De acordo com informações publicadas na manhã deste domingo (26), o Governo do Estado de São Paulo já se definiu por importantes alterações nos critérios que norteiam a classificação de fases responsáveis por orientar a flexibilização da economia no estado.

A decisão teria se dado depois de muita reclamação e fortes pressões por parte dos prefeitos municipais, pressionados em suas cidades pelo fechamento de pequenas empresas, alta nas demissões e, pasmem: com os custos para manter abertos leitos desnecessários para Covid-19. 

Isso, mesmo: passados quatro meses do início da quarentena no país, aquelas cidades que fizeram bem o trabalho de casa, cuidaram de construir hospitais de campanha, e de abrir novos leitos para suportar a demanda de pacientes acometidos de coronavírus, estão todas com leitos ociosos desde então, e em nenhum momento chegaram a terem sua estrutura pressionada pela pandemia, vide o exemplo de Araraquara, que acomoda seus pacientes, socorre as cidade do entorno e sempre manteve seus baixos índices de ocupação de leitos.

As reclamações dos prefeitos do interior já acontecem, segundo fontes do governo, desde o mês de junho, o que levou as autoridades estaduais a repensarem sua estratégia e chegarem à conclusão do óbvio: as regras atuais obrigam a manutenção de leitos abertos sem necessidade e quase inviabilizam o progresso para as fases verde e azul.

Ou seja: o governo paulista fará alterações no Plano São Paulo, e patrocinará a chamada "calibragem", uma mudança que foi estudada durante o mês de julho que devem mexer nas taxas de ocupação de leitos parta viabilizar a promoção de municípios para a fase verde, que hoje exige taxa abaixo de 60% - agora a ideia é subir para 75% de ocupação.

A mudança se justificaria porque reduziria os custos de manutenção de leitos cujas vagas não estão sendo ocupadas por pacientes de Covid-19, o que também diminui a capacidade dos hospitais.

Outra mudança é que uma região que permanecer quatro semanas na mesma fase do Plano São Paulo terá direito a progredir de estágio.

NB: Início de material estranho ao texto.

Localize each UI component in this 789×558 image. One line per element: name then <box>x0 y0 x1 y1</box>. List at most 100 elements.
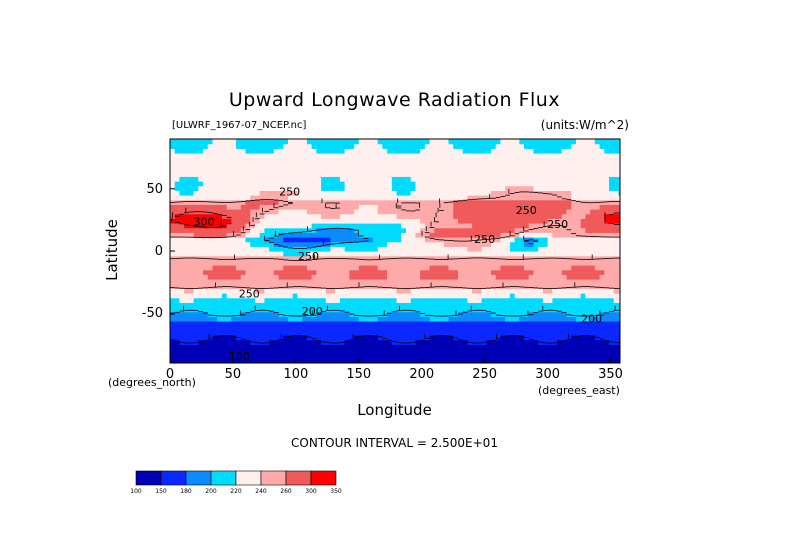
heatmap-cell <box>462 185 468 191</box>
heatmap-cell <box>311 321 317 327</box>
heatmap-cell <box>316 335 322 341</box>
heatmap-cell <box>514 241 520 247</box>
heatmap-cell <box>462 251 468 257</box>
heatmap-cell <box>358 311 365 317</box>
heatmap-cell <box>269 139 275 145</box>
heatmap-cell <box>391 190 398 196</box>
heatmap-cell <box>585 297 591 303</box>
heatmap-cell <box>599 204 605 210</box>
heatmap-cell <box>174 148 181 154</box>
heatmap-cell <box>434 227 440 233</box>
heatmap-cell <box>278 199 284 205</box>
heatmap-cell <box>580 297 586 303</box>
heatmap-cell <box>193 218 199 224</box>
heatmap-cell <box>495 283 502 289</box>
heatmap-cell <box>250 269 256 275</box>
heatmap-cell <box>566 246 572 252</box>
heatmap-cell <box>174 274 181 280</box>
heatmap-cell <box>387 157 393 163</box>
heatmap-cell <box>316 260 322 266</box>
heatmap-cell <box>207 181 214 187</box>
heatmap-cell <box>439 241 445 247</box>
heatmap-cell <box>443 293 450 299</box>
heatmap-cell <box>594 283 601 289</box>
heatmap-cell <box>349 237 355 243</box>
heatmap-cell <box>476 218 483 224</box>
heatmap-cell <box>594 148 601 154</box>
heatmap-cell <box>335 185 341 191</box>
heatmap-cell <box>528 246 535 252</box>
heatmap-cell <box>321 157 327 163</box>
heatmap-cell <box>424 274 431 280</box>
heatmap-cell <box>410 227 417 233</box>
heatmap-cell <box>302 227 308 233</box>
heatmap-cell <box>608 176 615 182</box>
heatmap-cell <box>439 265 445 271</box>
heatmap-cell <box>203 181 209 187</box>
heatmap-cell <box>618 241 620 247</box>
heatmap-cell <box>590 302 596 308</box>
heatmap-cell <box>179 213 185 219</box>
heatmap-cell <box>542 241 549 247</box>
heatmap-cell <box>302 153 308 159</box>
heatmap-cell <box>500 349 506 355</box>
heatmap-cell <box>321 339 327 345</box>
heatmap-cell <box>288 288 294 294</box>
heatmap-cell <box>590 325 596 331</box>
heatmap-cell <box>212 204 218 210</box>
heatmap-cell <box>339 246 346 252</box>
heatmap-cell <box>557 297 563 303</box>
heatmap-cell <box>203 209 209 215</box>
heatmap-cell <box>462 227 468 233</box>
heatmap-cell <box>608 302 615 308</box>
heatmap-cell <box>528 185 535 191</box>
heatmap-cell <box>406 148 412 154</box>
heatmap-cell <box>514 251 520 257</box>
heatmap-cell <box>571 171 577 177</box>
heatmap-cell <box>490 246 497 252</box>
heatmap-cell <box>542 181 549 187</box>
heatmap-cell <box>368 255 374 261</box>
heatmap-cell <box>391 139 398 145</box>
heatmap-cell <box>443 237 450 243</box>
heatmap-cell <box>302 274 308 280</box>
heatmap-cell <box>557 251 563 257</box>
heatmap-cell <box>481 148 487 154</box>
heatmap-cell <box>547 283 553 289</box>
heatmap-cell <box>283 330 289 336</box>
heatmap-cell <box>179 269 185 275</box>
heatmap-cell <box>316 293 322 299</box>
heatmap-cell <box>538 311 544 317</box>
heatmap-cell <box>240 181 247 187</box>
heatmap-cell <box>387 153 393 159</box>
heatmap-cell <box>434 157 440 163</box>
heatmap-cell <box>396 288 402 294</box>
heatmap-cell <box>472 302 478 308</box>
chart-title: Upward Longwave Radiation Flux <box>228 89 561 111</box>
heatmap-cell <box>188 353 195 359</box>
heatmap-cell <box>599 227 605 233</box>
heatmap-cell <box>344 344 350 350</box>
heatmap-cell <box>226 260 232 266</box>
heatmap-cell <box>368 241 374 247</box>
heatmap-cell <box>283 167 289 173</box>
heatmap-cell <box>273 265 280 271</box>
heatmap-cell <box>391 232 398 238</box>
heatmap-cell <box>500 190 506 196</box>
heatmap-cell <box>377 274 384 280</box>
heatmap-cell <box>604 288 610 294</box>
heatmap-cell <box>462 302 468 308</box>
heatmap-cell <box>509 330 516 336</box>
heatmap-cell <box>226 353 232 359</box>
heatmap-cell <box>354 204 360 210</box>
heatmap-cell <box>524 181 530 187</box>
heatmap-cell <box>575 353 582 359</box>
heatmap-cell <box>552 232 558 238</box>
heatmap-cell <box>179 139 185 145</box>
heatmap-cell <box>538 218 544 224</box>
heatmap-cell <box>231 265 237 271</box>
heatmap-cell <box>231 246 237 252</box>
heatmap-cell <box>571 274 577 280</box>
heatmap-cell <box>486 335 492 341</box>
heatmap-cell <box>387 297 393 303</box>
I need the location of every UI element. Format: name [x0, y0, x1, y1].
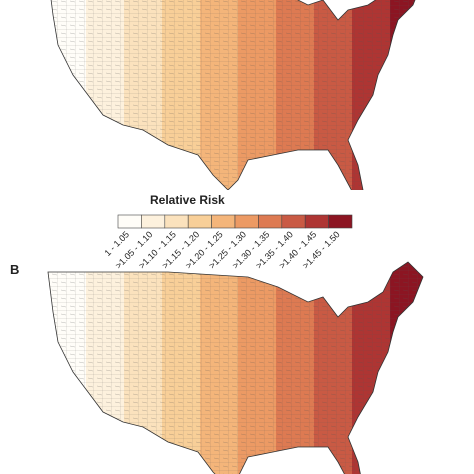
- legend-title: Relative Risk: [150, 193, 225, 207]
- legend-swatch: [117, 214, 142, 229]
- legend-swatch: [258, 214, 283, 229]
- legend-swatch: [328, 214, 353, 229]
- map-a: [47, 0, 424, 194]
- panel-label: B: [10, 262, 19, 277]
- legend-background: [100, 190, 370, 270]
- legend-swatch: [211, 214, 236, 229]
- legend-swatch: [187, 214, 212, 229]
- legend-swatch: [304, 214, 329, 229]
- risk-band: [390, 0, 423, 193]
- legend-swatch: [234, 214, 259, 229]
- legend-swatch: [164, 214, 189, 229]
- map-b: [47, 261, 424, 474]
- legend-swatch: [281, 214, 306, 229]
- legend-swatch: [141, 214, 166, 229]
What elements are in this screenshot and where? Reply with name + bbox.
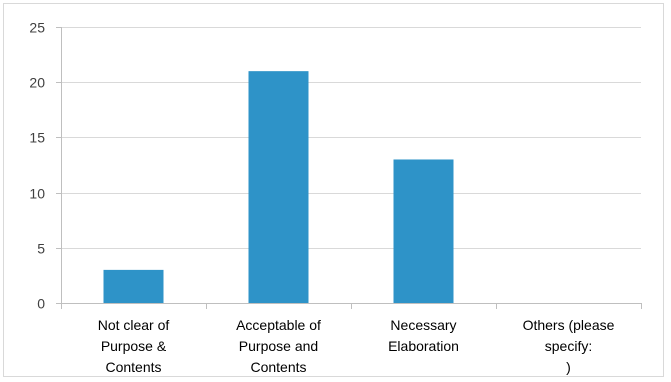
y-tick-label: 5 [37, 241, 45, 257]
y-tick-label: 0 [37, 296, 45, 312]
y-tick-label: 25 [29, 20, 45, 36]
y-tick-label: 20 [29, 75, 45, 91]
bar [248, 71, 309, 303]
bar [103, 269, 164, 303]
category-label: Necessary Elaboration [388, 317, 459, 354]
category-label: Others (please specify:) [523, 317, 615, 375]
y-tick-label: 10 [29, 186, 45, 202]
bar [393, 159, 454, 303]
chart-frame [3, 3, 664, 377]
category-label: Acceptable of Purpose and Contents [236, 317, 321, 375]
y-tick-label: 15 [29, 130, 45, 146]
category-label: Not clear of Purpose & Contents [98, 317, 170, 375]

Os novos critérios começam a valer em 31 de julho.

 Entre os argumentos usados pelos prefeitos para convencer o governo do estado a promover a mudança está o gasto e também a retomada de outros procedimentos médicos como cirurgias eletivas e tratamento de doenças crônicas. Além do uso da infraestrutura da rede de saúde, a manutenção de leitos desnecessários de covid-19 absorve mão de obra.

 Haveria inclusive casos de hospitais privados que alugaram vagas para municípios e agora estão com pressão no atendimento não covid. Estes estabelecimentos já informaram que não renovarão os contratos.